UNCTAD has published a technical note entitled Global trade impact of the coronavirus (COVID-19) Epidemic, noting the most affected economies.

Global effects of China’s slowdown through global value chains ($ million from a two percent reduction of China exports in intermediate inputs) 

The table above from the note reports the potential effect of COVID-19 on exports in the most exposed countries to Chinese supply disruptions. Overall, the most impacted economies will be the European Union (machinery, automotive, and chemicals), the U.S. (machinery, automotive, and precision instruments), Japan (machinery and automotive), South Korea (machinery and communication equipment), Taiwan (communication equipment and office machinery) and Vietnam (communication equipment). 

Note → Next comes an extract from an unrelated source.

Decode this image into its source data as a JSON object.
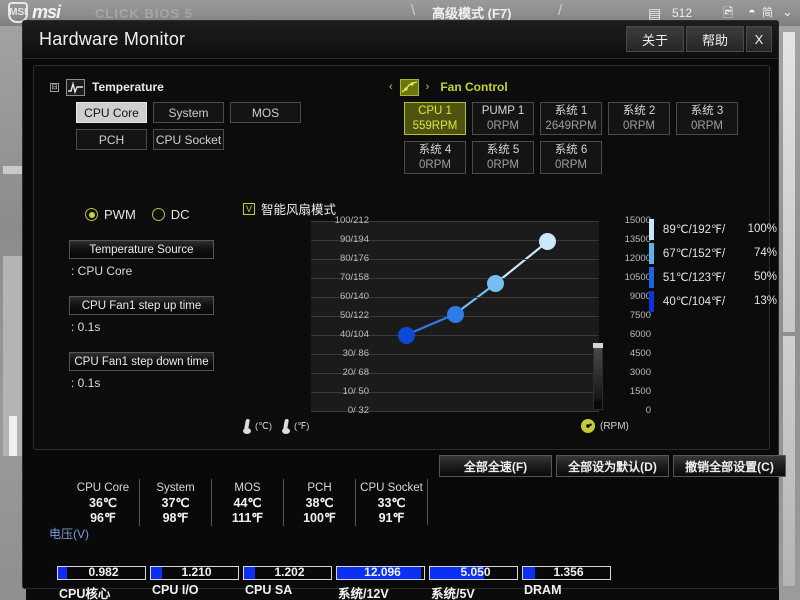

Over the last two decades, China has become the world’s largest exporter, but over the last month, it has seen a dramatic reduction in its manufacturing Purchasing Manager’s Index (PMI) to 37.5, its lowest reading since 2004. This drop implies a two percent reduction in output on an annual basis and is a direct consequence of the spread of the coronavirus. Currently, about 20 percent of global trade in manufacturing intermediate products originates in China (up from four percent in 2002).

Source: National Bureau of Statistics of China

So far the epidemic has caused an estimated drop of about $50 billion. The most affected sectors include precision instruments, machinery, automotive and communication equipment. For many companies, the limited use of inventories brought by a lean and just-in-time manufacturing process would result in shortages that will impact their production capabilities and overall exports. 

Container vessel departures from Shanghai were substantially lower in the first half of February with an increase in the second half. However, the Shanghai Containerized Freight Index continues its decline indicating excess shipping capacity and lower demand for container vessels.

Source: MarineTraffic global ship tracking intelligence provider and Shanghai Shipping Exchange.

Separately, Abudi Zein, CEO of ClipperData, has noted in an UNCTAD article that the slowdown in port calls is occurring worldwide, not just in China. "Shipping companies have been reducing scheduled capacity since about August of 2018 on most trade lanes as trade wars slow global demand for cargo capacity. In the second half of January and early February, this drop accelerated significantly. The centrality of China to the movement of goods around the world explains this: if Chinese ports are not loading or discharging containers, there is no reason to stop at the port where the shipment is supposed to go to or come from. The move towards bigger container ships is another important factor at play: a missed port call now has a more profound impact on available capacity."

Zein says: " The epidemic has yet to run its course, but even after the spread subsides and China starts to return to normal business activity, it will take a long time to unwind the stresses inflicted on the world’s trading system. A return to medium and long-term trends in shipping and trade is unlikely before the second half or even fourth quarter of 2020."